I use a program called Devonthink to store all my research. It takes a bit of figuring out but has some powerful features. I'd feel lost without it, along with another program, Scrivener, that I use for the actual writing. While working in the Library I found the Allen Room an oasis of quiet and very convenient for reviewing a high volume of books and academic journals. I loved coming in to find a fresh pile waiting for me. On occasion, I consulted with librarians for help tracking down specialized items, like historical reviews and migration data.

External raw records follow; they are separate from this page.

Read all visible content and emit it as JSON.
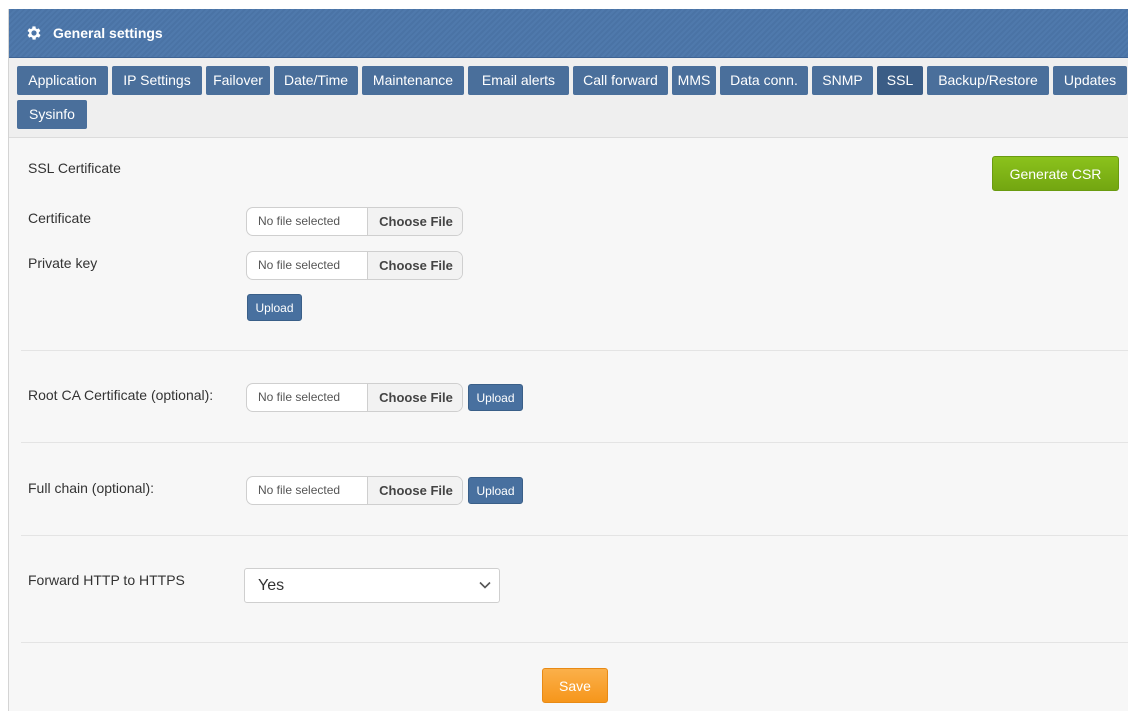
{
  "header": {
    "title": "General settings",
    "icon": "gear-icon"
  },
  "tabs": [
    {
      "label": "Application"
    },
    {
      "label": "IP Settings"
    },
    {
      "label": "Failover"
    },
    {
      "label": "Date/Time"
    },
    {
      "label": "Maintenance"
    },
    {
      "label": "Email alerts"
    },
    {
      "label": "Call forward"
    },
    {
      "label": "MMS"
    },
    {
      "label": "Data conn."
    },
    {
      "label": "SNMP"
    },
    {
      "label": "SSL",
      "active": true
    },
    {
      "label": "Backup/Restore"
    },
    {
      "label": "Updates"
    },
    {
      "label": "Sysinfo"
    }
  ],
  "ssl": {
    "section_title": "SSL Certificate",
    "generate_csr": "Generate CSR",
    "certificate": {
      "label": "Certificate",
      "file": "No file selected",
      "choose": "Choose File"
    },
    "private_key": {
      "label": "Private key",
      "file": "No file selected",
      "choose": "Choose File"
    },
    "upload": "Upload"
  },
  "root_ca": {
    "label": "Root CA Certificate (optional):",
    "file": "No file selected",
    "choose": "Choose File",
    "upload": "Upload"
  },
  "full_chain": {
    "label": "Full chain (optional):",
    "file": "No file selected",
    "choose": "Choose File",
    "upload": "Upload"
  },
  "forward": {
    "label": "Forward HTTP to HTTPS",
    "value": "Yes"
  },
  "save": "Save",
  "colors": {
    "header": "#4a73a5",
    "tab": "#4a6f9b",
    "csr": "#7db317",
    "save": "#f6a030",
    "upload": "#48709f"
  }
}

What’s the most unexpected item you encountered in your research?
I found a contemporary review of Jack London's The People of the Abyss (1903) that used some shockingly colonial language to describe the slums of London. It was a great way to ironize the tradition that my book is, however reluctantly, a part of.
Describe a moment when your research took an unexpected turn.
At one point on our trip, I had to sneak across the border from Bulgaria into Turkey. I later learned that the same route was used by people trying to escape across the Iron Curtain during the Cold War, particularly East Germans who came there posing as tourists. Now the walls exist to keep out people crossing in the opposite direction.
How do you maintain your research momentum?
There are so many rabbit holes to go down and I tend to spend too much time reading things of marginal relevance to a work of general non-fiction, especially theory. It's important to wander sometimes but I try to remind myself that I can't read everything that's ever been written.
After a day of working/researching, what do you do to unwind?
I ride my bike a lot and there's nothing like keeping up with the traffic down 2nd Avenue to clear your mind after a long day in the carrels.
Is there anything you'd like to tell someone looking to get started?
Disconnect from social media. Turn off your phone. Yank your router out of the wall.
Who makes the best coffee in the neighborhood?
The Joe Coffee stand in Bryant Park makes a fine espresso.
Have we left anything out that you’d like to tell other researchers?
Whenever I felt stuck writing, I went back to reading. The more stuck I was, the more unrelated the book I'd read. At some point, what you're looking for will come to you.